Se vinha de visitar um asilo de velhos, com que meiguice Glória falava dos
seus cabelos brancos, dos seus passos trêmulos e do seu triste sorriso desdentado!
Se vinha da Tijuca, quantas exclamações de entusiasmo para as belas árvores
poderosas e as quedas de água da cascata e as lindas flores silvestres! Se vinha do
mar, que indagações curiosas sobre os navios e lanchas, e quantos elogios para as
largas paisagens azuis, varridas de ar fresco! A vida dos marinheiros, com os seus
perigos, a dos pescadores com os seus atrevimentos, atraíam a sua simpatia e a
sua piedade. Ia vendo que o número dos sacrificados é muito maior no mundo do
que o dos felizes, e assim se tornava menos selvagem e mais humana.
Ora, o padre Assunção sabia bem que tudo aquilo era reflexo e sugestão de
Alice. Maria era inteligente, e as suas qualidades morais, ainda informes,
propendiam mais para a maldade que para o bem. Aquela metamorfose era, pois,
toda, obra da moça, que parecia acolher a companhia da criança, como um presente
caído do céu... Realmente, ela estava tão só!
O ciúme da baronesa aumentava a cada novo triunfo de Alice, que lhe
disputava a neta com furor. Sofria calada, não ousando queixar-se nem ao marido
nem ao padre Assunção, que ambos glorificavam com entusiasmo a obra da moça.
Fechada na sua chácara, à sombra das mais lindas mangueiras dos subúrbios, ela
maldizia a hora em que o genro chamara para casa aquela aventureira, cujo
propósito percebia a léguas. O Feliciano não voltara, e ela tinha pena... só ele lhe
poderia dizer toda a verdade, por não estar enfeitiçado pela bruxa e por conhecê-la
melhor que os outros, visto estar sempre na sua convivência...
Sua intenção estava feita. Havia de cumprir-se. Quando o negro, por acaso,
aparecesse ali, ela puxar-lhe-ia pela língua, de modo que ninguém mais o ouvisse
senão ela... ah! e então, nada ficaria em meio!

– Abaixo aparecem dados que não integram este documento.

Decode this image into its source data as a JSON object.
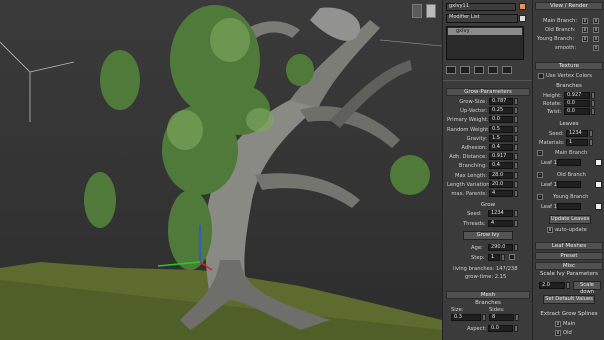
{
  "viewport": {
    "label": "viewport-perspective"
  },
  "modifier": {
    "object_name": "gxIvy11",
    "list_label": "Modifier List",
    "stack_item": "gxIvy"
  },
  "view_render": {
    "title": "View / Render",
    "main_branch": "Main Branch:",
    "old_branch": "Old Branch:",
    "young_branch": "Young Branch:",
    "smooth": "smooth:"
  },
  "texture": {
    "title": "Texture",
    "use_vertex": "Use Vertex Colors",
    "branches": "Branches",
    "height_label": "Height:",
    "height_val": "0.927",
    "rotate_label": "Rotate:",
    "rotate_val": "0.0",
    "twist_label": "Twist:",
    "twist_val": "0.0",
    "leaves": "Leaves",
    "seed_label": "Seed:",
    "seed_val": "1234",
    "materials_label": "Materials:",
    "materials_val": "1",
    "main_branch": "Main Branch",
    "old_branch": "Old Branch",
    "young_branch": "Young Branch",
    "leaf_label": "Leaf 1:",
    "update_leaves": "Update Leaves",
    "auto_update": "auto-update"
  },
  "leaf_meshes": {
    "title": "Leaf Meshes"
  },
  "preset": {
    "title": "Preset"
  },
  "misc": {
    "title": "Misc",
    "scale_params": "Scale Ivy Parameters",
    "scale_val": "2.0",
    "scale_down": "Scale down",
    "set_default": "Set Default Values",
    "extract": "Extract Grow Splines",
    "main": "Main",
    "old": "Old"
  },
  "grow": {
    "title": "Grow-Parameters",
    "rows": [
      {
        "label": "Grow-Size:",
        "val": "0.787"
      },
      {
        "label": "Up-Vector:",
        "val": "0.25"
      },
      {
        "label": "Primary Weight:",
        "val": "0.0"
      },
      {
        "label": "Random Weight:",
        "val": "0.5"
      },
      {
        "label": "Gravity:",
        "val": "1.5"
      },
      {
        "label": "Adhesion:",
        "val": "0.4"
      },
      {
        "label": "Adh. Distance:",
        "val": "0.917"
      },
      {
        "label": "Branching:",
        "val": "0.4"
      },
      {
        "label": "Max Length:",
        "val": "28.0"
      },
      {
        "label": "Length Variation:",
        "val": "20.0"
      },
      {
        "label": "max. Parents:",
        "val": "4"
      }
    ],
    "grow_sub": "Grow",
    "seed_label": "Seed:",
    "seed_val": "1234",
    "threads_label": "Threads:",
    "threads_val": "4",
    "grow_btn": "Grow Ivy",
    "age_label": "Age:",
    "age_val": "290.0",
    "step_label": "Step:",
    "step_val": "1",
    "living": "living branches: 147/238",
    "grow_time": "grow-time: 2.15"
  },
  "mesh": {
    "title": "Mesh",
    "branches": "Branches",
    "size_label": "Size:",
    "size_val": "0.3",
    "sides_label": "Sides:",
    "sides_val": "8",
    "aspect_label": "Aspect:",
    "aspect_val": "0.0"
  }
}
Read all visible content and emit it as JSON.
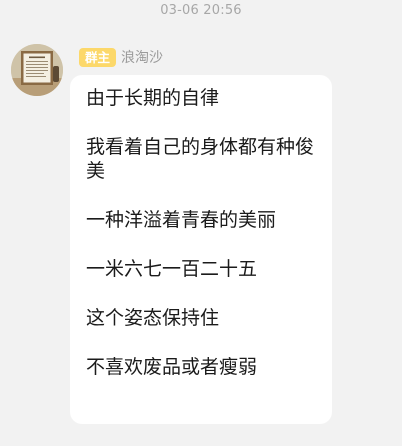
{
  "chat": {
    "timestamp": "03-06  20:56",
    "message": {
      "sender": {
        "role_badge": "群主",
        "name": "浪淘沙",
        "avatar_icon": "framed-certificate-avatar"
      },
      "lines": [
        "由于长期的自律",
        "我看着自己的身体都有种俊美",
        "一种洋溢着青春的美丽",
        "一米六七一百二十五",
        "这个姿态保持住",
        "不喜欢废品或者瘦弱"
      ]
    }
  },
  "colors": {
    "background": "#f2f2f2",
    "bubble": "#ffffff",
    "badge": "#fcd86a",
    "timestamp_text": "#a7a7a7",
    "sender_name_text": "#9a9a9a",
    "message_text": "#1b1b1b"
  }
}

Com as idas de Maria à cidade, rareavam as visitas de Argemiro à chácara;
esse desgosto vinculava as suspeitas da baronesa; mas quando o genro se
lembrava de ir vê-la, achava jeito de falar na filha a todo o instante, numa obstinação
dolorosa e impertinente.
– Você tem ido visitar o túmulo de Maria? Mandou reproduzir os retratos de
Maria? – e assim o nome da filha saía-lhe constantemente da boca, como a querer
impô-lo à lembrança de todos.
Os retratos de Maria, desde o de colo, de quatro meses, até o último, em que
o seu perfil delicado se voltava para o céu, como a interrogá-lo, alinhavam-se sobre
o guéridon, sobre o piano, na sala de visitas, na saleta de trabalho e na sala de
jantar, repetindo-se por toda a casa, para que nunca os olhos maternos deixassem
de o encontrar... Ela vivia assim perpetuamente arrastada pela saudade, nunca
conformada, e criadora da ilusão!
Argemiro identificara-se tanto com a sogra nesse sentimento, que para ele era
como se Maria estivesse longe, muito longe, mas estivesse, e houvesse de voltar um
dia. Era uma certeza tida pelo coração e não compartilhada pelo cérebro, mas que,
sendo terrível, não deixava de o consolar...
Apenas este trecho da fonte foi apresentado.